La littérature sous caféine


mercredi 27 novembre 2019

Les violences faites aux femmes : fin de l'histoire

Entre 2006 et 2013 j’ai écrit trois romans sur les violences faites aux femmes (notamment « Suicide Girls » chez Léo Scheer) en partie parce que j’étais très étonné par le silence qui se faisait autour de ce sujet. Je ne comprenais pas que les femmes ne se révoltent pas contre certaines figures médiatiques connues pour leur brutalité sexuelle, mais aussi que la plupart des gens engagés à gauche ne cherchent pas à s’emparer du thème. A ce sujet, je me souviendrai longtemps de ce libraire du 20ème arrondissement de Paris, à côté de chez moi, qui a refusé d’organiser une table ronde autour de viol « parce que c’était trop glauque. »

Aujourd’hui, le mouvement contre les violences faites aux femmes est mondial, et je pense que c’est une bonne chose – même si je suis horripilé par de certaines figures féministes, que je trouve parfois idéologues. En tout cas je suis surpris que les choses changent aussi vite en la matière, bouleversant au passage le champ littéraire. Et je pense maintenant ne plus écrire sur le sujet, à la fois parce que mes trois romans n’ont pas eu d’écho, et parce que nous entrons sans doute dans un âge où le thème se banalise, où les livres à ce propos se multiplient, et où les éditeurs et les lecteurs attendent davantage des paroles de femmes que des regards d’hommes.

mardi 19 novembre 2019

Les personnages punching ball

Il y a une certaine jouissance à mettre en scène des personnages endurant toutes sortes d’avanies. Connaissant le pire, ils nous rassurent forcément sur notre propre condition. C’est par ce biais que les littératures très noires ont souvent un effet revigorant – à condition bien sûr que les épreuves et les humiliations subies par le personnage ne s’étirent pas en longueur, la catharsis devenant un véritable exercice de sadisme, comme Aragon nous en donne l’exemple à la fin des « Voyages de l’Impériale » avec ce personnage qui agonise indéfiniment.

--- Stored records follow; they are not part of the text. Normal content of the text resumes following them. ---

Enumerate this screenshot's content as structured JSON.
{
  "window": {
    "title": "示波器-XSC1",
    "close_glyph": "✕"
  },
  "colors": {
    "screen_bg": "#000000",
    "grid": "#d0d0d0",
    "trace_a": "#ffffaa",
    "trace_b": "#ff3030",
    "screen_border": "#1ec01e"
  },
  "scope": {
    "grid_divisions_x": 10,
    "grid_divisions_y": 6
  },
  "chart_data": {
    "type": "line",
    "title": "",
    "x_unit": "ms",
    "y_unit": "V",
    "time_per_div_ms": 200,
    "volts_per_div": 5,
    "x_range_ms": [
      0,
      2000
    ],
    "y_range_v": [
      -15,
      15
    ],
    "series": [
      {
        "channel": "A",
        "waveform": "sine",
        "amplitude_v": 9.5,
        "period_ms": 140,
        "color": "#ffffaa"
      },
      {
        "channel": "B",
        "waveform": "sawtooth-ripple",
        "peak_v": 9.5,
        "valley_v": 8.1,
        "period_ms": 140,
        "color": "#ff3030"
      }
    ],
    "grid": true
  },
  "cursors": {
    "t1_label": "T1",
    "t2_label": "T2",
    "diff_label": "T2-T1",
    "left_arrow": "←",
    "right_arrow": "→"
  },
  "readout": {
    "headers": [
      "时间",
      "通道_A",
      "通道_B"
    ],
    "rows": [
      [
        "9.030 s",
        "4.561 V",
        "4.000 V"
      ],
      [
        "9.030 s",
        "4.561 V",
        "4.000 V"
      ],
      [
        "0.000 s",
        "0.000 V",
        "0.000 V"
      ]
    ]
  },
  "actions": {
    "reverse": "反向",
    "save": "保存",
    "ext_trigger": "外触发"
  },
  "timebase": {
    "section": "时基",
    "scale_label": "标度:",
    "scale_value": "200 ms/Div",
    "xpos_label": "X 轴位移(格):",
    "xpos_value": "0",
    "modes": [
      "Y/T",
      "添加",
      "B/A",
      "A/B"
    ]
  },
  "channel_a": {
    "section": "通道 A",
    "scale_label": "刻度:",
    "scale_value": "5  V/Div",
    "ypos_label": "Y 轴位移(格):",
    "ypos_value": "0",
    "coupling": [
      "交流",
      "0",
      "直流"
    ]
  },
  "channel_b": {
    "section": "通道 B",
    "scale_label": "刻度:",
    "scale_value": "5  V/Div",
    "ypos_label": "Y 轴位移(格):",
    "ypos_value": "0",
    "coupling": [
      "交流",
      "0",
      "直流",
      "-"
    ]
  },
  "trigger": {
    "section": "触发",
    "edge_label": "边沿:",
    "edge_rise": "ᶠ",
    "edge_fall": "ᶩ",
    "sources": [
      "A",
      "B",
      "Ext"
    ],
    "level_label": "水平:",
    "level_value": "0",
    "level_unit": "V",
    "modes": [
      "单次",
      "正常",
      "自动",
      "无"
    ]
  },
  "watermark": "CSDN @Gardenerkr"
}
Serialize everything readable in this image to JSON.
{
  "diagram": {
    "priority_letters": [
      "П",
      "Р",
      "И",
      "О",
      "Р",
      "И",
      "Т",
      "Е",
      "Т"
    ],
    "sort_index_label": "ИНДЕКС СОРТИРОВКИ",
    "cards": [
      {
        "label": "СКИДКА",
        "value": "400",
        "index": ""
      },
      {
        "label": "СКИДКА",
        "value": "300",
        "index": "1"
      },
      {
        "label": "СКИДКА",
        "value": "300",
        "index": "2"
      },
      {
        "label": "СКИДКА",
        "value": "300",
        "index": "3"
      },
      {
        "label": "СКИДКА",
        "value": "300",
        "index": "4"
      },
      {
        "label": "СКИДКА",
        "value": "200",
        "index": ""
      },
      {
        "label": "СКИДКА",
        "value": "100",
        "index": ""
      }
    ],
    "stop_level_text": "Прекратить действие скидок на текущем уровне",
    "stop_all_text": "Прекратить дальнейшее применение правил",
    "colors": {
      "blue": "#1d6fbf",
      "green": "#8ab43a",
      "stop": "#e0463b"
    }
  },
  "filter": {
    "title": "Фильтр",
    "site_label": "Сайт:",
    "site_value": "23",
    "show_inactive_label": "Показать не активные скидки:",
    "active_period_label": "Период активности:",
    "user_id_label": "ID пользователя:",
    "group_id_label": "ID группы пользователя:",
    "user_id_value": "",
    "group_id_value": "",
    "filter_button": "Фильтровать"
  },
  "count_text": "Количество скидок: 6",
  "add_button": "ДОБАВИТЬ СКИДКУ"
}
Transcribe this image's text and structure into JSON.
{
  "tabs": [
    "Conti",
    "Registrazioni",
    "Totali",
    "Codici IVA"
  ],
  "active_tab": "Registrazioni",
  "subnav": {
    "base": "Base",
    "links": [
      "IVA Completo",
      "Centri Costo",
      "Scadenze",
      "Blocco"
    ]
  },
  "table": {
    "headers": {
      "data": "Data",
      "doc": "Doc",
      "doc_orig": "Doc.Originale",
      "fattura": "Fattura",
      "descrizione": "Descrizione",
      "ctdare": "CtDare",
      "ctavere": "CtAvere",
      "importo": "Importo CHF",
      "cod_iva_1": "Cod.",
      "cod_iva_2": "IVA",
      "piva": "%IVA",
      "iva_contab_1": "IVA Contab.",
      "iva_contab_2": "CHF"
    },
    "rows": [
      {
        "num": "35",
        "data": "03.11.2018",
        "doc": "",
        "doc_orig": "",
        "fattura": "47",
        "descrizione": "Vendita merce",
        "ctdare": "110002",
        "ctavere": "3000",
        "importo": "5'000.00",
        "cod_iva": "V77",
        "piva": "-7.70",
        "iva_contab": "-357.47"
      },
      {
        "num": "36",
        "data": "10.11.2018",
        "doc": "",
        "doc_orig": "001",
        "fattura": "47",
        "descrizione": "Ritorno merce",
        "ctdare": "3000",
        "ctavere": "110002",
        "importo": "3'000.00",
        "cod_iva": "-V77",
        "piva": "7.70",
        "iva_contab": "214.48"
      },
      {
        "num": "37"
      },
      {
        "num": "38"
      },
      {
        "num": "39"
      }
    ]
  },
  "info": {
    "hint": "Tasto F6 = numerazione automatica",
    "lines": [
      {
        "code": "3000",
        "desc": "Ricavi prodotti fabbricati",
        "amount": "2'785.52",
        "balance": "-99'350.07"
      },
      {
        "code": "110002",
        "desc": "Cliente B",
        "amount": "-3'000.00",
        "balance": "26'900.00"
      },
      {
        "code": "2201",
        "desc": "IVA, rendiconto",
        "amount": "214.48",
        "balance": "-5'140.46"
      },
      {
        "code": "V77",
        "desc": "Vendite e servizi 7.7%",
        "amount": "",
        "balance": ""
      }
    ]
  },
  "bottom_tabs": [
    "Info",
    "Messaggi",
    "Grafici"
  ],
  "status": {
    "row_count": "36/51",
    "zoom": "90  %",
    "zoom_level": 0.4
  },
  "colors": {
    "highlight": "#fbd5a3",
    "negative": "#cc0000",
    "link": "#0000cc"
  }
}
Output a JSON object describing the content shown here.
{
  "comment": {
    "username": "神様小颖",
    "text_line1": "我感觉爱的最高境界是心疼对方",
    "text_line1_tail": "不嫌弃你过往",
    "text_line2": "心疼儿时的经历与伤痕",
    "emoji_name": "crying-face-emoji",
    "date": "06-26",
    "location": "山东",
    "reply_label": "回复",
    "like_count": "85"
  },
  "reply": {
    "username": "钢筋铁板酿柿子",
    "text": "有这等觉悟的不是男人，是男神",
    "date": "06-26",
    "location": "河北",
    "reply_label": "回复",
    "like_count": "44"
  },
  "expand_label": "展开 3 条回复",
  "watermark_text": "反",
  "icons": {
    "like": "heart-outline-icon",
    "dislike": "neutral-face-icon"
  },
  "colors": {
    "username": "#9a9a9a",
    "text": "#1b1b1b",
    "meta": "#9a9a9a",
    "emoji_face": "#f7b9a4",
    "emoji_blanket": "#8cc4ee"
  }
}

Olivier Adam propose dans son dernier roman, « Une partie de Badminton » (Flammarion, 2019), qui se lit d’une traite, ce type assez particulier de plaisir : il fait traverser à son avatar romanesque un nombre important de déconvenues – des problèmes de santé, de carrière et de couple. Au fond, le lecteur a du plaisir à le voir chuter, et le narrateur lui-même s’en amuse puisqu’il fait un clin d’œil à Frédéric Beigbeder qui a précisément surnommé Olivier Adam Ouin-Ouin, pour sous-entendre qu’il aimait bien mettre en scène la plainte.

Seulement, et c’est ce qui peut rendre le narrateur horripilant, ce n’est pas qu’il se plaigne, après tout chacun en a le droit dans ce genre de circonstance, mais qu’il se présente par ailleurs comme un modèle de vertu : il est gentil, honnête, travailleur, du bon côté de la barrière politique (les gens de droite sont désignés comme des connards, les gens d’extrême-droite comme des salopards à éliminer) ; il va même jusqu’à comprendre que sa femme pusse le tromper, et avec une femme qui plus est. En d’autres termes, il est un modèle d’homme nouveau, celui du 21ème siècle, refusant toutes les médiocrités de l’homme viril du 20ème siècle. Le vrai sujet du roman n’est donc pas la crise de la quarantaine ni la dureté de la vie en général, mais bien la cruauté de la vie qui s’abat même sur les gens cochant toutes les cases de la bonne moralité ! Le narrateur n’est pas seulement Ouin-Ouin, il est bel et bien Oui-Oui, très satisfait de lui-même et persuadé d’acquiescer à toutes les valeurs commandée par l’époque.

En fin de compte, le personnage n’est ici qu’un punching ball à moitié : le romancier lui donne quelques gifles mais tient à le recoiffer juste après.